Fig. 4.4.4.2 Job status is finished on DesignSafe

Once the job is finished, the output files should be available in the directory which the analysis results were sent to

Find the files by clicking View.

Fig. 4.4.4.3 Viewing the job files on DesignSafe

Move the results.zip to somewhere in My Data/. Use the Extractor tool available on DesignSafe. Unzip the results.zip folder.

Fig. 4.4.4.4 Extracting the results.zip folder on DesignSafe

OR Download the results.zip folder to your PC and unzip to look at the model results.

Fig. 4.4.4.5 Download button on DesignSafe shown in red

Download the results to look at the geometry files of the analysis.

Extract the results.zip folder either on DesignSafe or on your local machine. You will likely want to have a free Side FX Houdini Apprentice installation to view BGEO files.

Fig. 4.4.4.6 File-system view of results zip folder on DesignSafe.

Locate the zip folder and extract it somewhere convenient. The local or remote work directory on your computer is a good option, but note that these files may be erased if another simulation is set up in HydroUQ, so keep a backup somewhere outside the working directories.

HydroUQ’s sensor/probe/instrument output is available in {your_path_to_HydroUQ_WorkDir}/HydroUQ/RemoteWorkDir/results/ as CSV files.

Particle geometry files often have a BGEO extension, open Side FX Houdini Apprentice (free to use) to look at MPM results in high-detail.

Once complete, the simulation data at the three wave gauges (WG1, WG2, and WG3, left-to-right) is as shown below when plotted against experimental trials of Mascarenas 2022 [Mascarenas2022] for the “unbroken” solitary wave case.

Fig. 4.4.4.7 OSU LWF simulated free-surface elevation wave gauges vs. experimental data from Mascarenas 2022 [Mascarenas2022].

The simulation data at the load-cell is as shown below when plotted against experimental trials of Mascarenas 2022 [Mascarenas2022] for the “unbroken” solitary wave case. The experimental streamwise load is the combination of “LC5” and “LC8” in Mascarenas 2022 [Mascarenas2022], as both measured streamwise load on the box to reduce errors from position / slight box apparatus out-of-plane rotation.

Fig. 4.4.4.8 OSU LWF simulated streamwise load-cells vs. experimental data from Mascarenas 2022 [Mascarenas2022].

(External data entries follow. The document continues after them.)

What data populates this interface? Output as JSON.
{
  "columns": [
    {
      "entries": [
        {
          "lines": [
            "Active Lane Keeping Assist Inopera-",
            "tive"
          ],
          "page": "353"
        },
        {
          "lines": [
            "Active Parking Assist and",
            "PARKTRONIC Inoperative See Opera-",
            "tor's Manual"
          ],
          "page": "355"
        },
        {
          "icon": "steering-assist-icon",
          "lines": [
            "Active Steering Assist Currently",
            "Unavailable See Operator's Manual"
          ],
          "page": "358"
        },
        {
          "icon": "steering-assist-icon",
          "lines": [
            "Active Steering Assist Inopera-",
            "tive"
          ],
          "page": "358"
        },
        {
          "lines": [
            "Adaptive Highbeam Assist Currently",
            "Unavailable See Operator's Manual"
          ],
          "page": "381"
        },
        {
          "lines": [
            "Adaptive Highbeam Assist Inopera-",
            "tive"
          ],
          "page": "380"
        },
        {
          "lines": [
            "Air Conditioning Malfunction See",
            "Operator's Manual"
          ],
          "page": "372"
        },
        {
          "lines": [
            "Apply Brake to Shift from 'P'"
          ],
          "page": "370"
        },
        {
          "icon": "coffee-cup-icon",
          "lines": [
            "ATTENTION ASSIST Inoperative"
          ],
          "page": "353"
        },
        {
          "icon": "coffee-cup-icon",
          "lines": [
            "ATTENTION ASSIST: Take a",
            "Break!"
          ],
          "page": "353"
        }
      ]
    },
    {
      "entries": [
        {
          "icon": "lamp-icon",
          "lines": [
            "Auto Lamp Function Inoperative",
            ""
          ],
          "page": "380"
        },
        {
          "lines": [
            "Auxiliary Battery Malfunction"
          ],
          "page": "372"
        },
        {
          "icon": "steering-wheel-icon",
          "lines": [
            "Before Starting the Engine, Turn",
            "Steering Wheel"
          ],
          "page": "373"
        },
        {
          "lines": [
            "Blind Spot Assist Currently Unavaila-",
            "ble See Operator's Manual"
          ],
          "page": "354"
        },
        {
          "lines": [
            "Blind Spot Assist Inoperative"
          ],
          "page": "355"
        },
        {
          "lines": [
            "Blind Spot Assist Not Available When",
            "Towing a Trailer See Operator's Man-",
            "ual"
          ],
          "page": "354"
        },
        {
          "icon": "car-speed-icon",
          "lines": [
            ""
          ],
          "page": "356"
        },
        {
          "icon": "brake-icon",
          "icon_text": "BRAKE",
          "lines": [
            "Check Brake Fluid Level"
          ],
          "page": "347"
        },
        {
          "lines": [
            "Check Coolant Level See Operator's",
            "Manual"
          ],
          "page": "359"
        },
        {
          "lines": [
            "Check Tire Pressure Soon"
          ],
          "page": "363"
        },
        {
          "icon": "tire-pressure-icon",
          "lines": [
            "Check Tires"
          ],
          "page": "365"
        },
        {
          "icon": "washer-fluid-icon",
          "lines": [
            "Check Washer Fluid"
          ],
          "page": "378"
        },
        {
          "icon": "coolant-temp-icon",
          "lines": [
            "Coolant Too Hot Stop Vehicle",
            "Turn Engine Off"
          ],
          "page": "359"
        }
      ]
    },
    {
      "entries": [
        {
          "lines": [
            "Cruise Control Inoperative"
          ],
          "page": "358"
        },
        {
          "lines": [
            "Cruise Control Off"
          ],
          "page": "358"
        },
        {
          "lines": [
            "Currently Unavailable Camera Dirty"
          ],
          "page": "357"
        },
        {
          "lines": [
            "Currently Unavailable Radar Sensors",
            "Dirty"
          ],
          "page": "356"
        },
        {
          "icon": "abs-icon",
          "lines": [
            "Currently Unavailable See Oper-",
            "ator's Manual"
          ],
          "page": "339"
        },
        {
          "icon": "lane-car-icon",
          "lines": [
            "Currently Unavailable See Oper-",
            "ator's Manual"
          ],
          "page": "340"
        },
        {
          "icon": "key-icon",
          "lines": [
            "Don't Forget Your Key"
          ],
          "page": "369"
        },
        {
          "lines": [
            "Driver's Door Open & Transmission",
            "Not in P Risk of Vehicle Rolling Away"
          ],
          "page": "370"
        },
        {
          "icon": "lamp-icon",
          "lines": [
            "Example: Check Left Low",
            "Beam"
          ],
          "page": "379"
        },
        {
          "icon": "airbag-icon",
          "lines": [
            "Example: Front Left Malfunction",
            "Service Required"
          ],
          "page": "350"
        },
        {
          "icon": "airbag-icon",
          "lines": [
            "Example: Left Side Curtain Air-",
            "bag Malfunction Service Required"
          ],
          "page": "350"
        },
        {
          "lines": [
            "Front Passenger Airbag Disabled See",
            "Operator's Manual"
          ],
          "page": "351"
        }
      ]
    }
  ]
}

Though only one case was considered here, if many experimental debris-field cases are run (10+) we can use HydroUQ to perform a sensitivity analysis on the debris-field parameters. This isn’t pursued here-in.

However, the following box-and-whisker charts demonstrate the strength of the numerical replication, as most points fall within experimental interquartile ranges and never outside of the experimental envelope for impact loads.

Fig. 4.4.4.9 OSU LWF simulated first peak debris impact loads vs. experimental data from Mascarenas 2022 [Mascarenas2022].

This complete our HydroUQ validation example for multiple debris impacts on a raised structure in the OSU LWF, Bonus 2023 [Bonus2023Dissertation].

4.4.5. References

Winter2019(1,2)

Winter, A. (2019). “Effects of Flow Shielding and Channeling on Tsunami-Induced Loading of Coastal Structures.” PhD thesis. University of Washington, Seattle.

Winter2020

Andrew O Winter, Mohammad S Alam, Krishnendu Shekhar, Michael R Motley, Marc O Eberhard, Andre R Barbosa, Pedro Lomonaco, Pedro Arduino, Daniel T Cox (2019). “Tsunami-Like Wave Forces on an Elevated Coastal Structure: Effects of Flow Shielding and Channeling.” Journal of Waterway, Port, Coastal, and Ocean Engineering.

Shekhar2020(1,2,3,4,5)

Shekhar, K., Mascarenas, D., and Cox, D. (2020). “Wave-Driven Debris Impact on a Raised Structure in the Large Wave Flume.” 17th International Conference on Hydroinformatics, Seoul, South Korea.

Mascarenas2022(1,2,3,4,5,6,7,8,9,10,11,12,13)

Mascarenas, Dakota. (2022). “Quantification of Wave-Driven Debris Impact on a Raised Structure in a Large Wave Flume.” Masters thesis. University of Washington, Seattle.

Mascarenas2022PORTS

Mascarenas, Dakota, Motley, M., Eberhard, M. (2022). “Wave-Driven Debris Impact on a Raised Structure in the Large Wave Flume.” Journal of Waterway, Port, Coastal, and Ocean Engineering.

Bonus2023Dissertation(1,2,3)

Bonus, Justin (2023). “Evaluation of Fluid-Driven Debris Impacts in a High-Performance Multi-GPU Material Point Method.” PhD thesis. University of Washington, Seattle.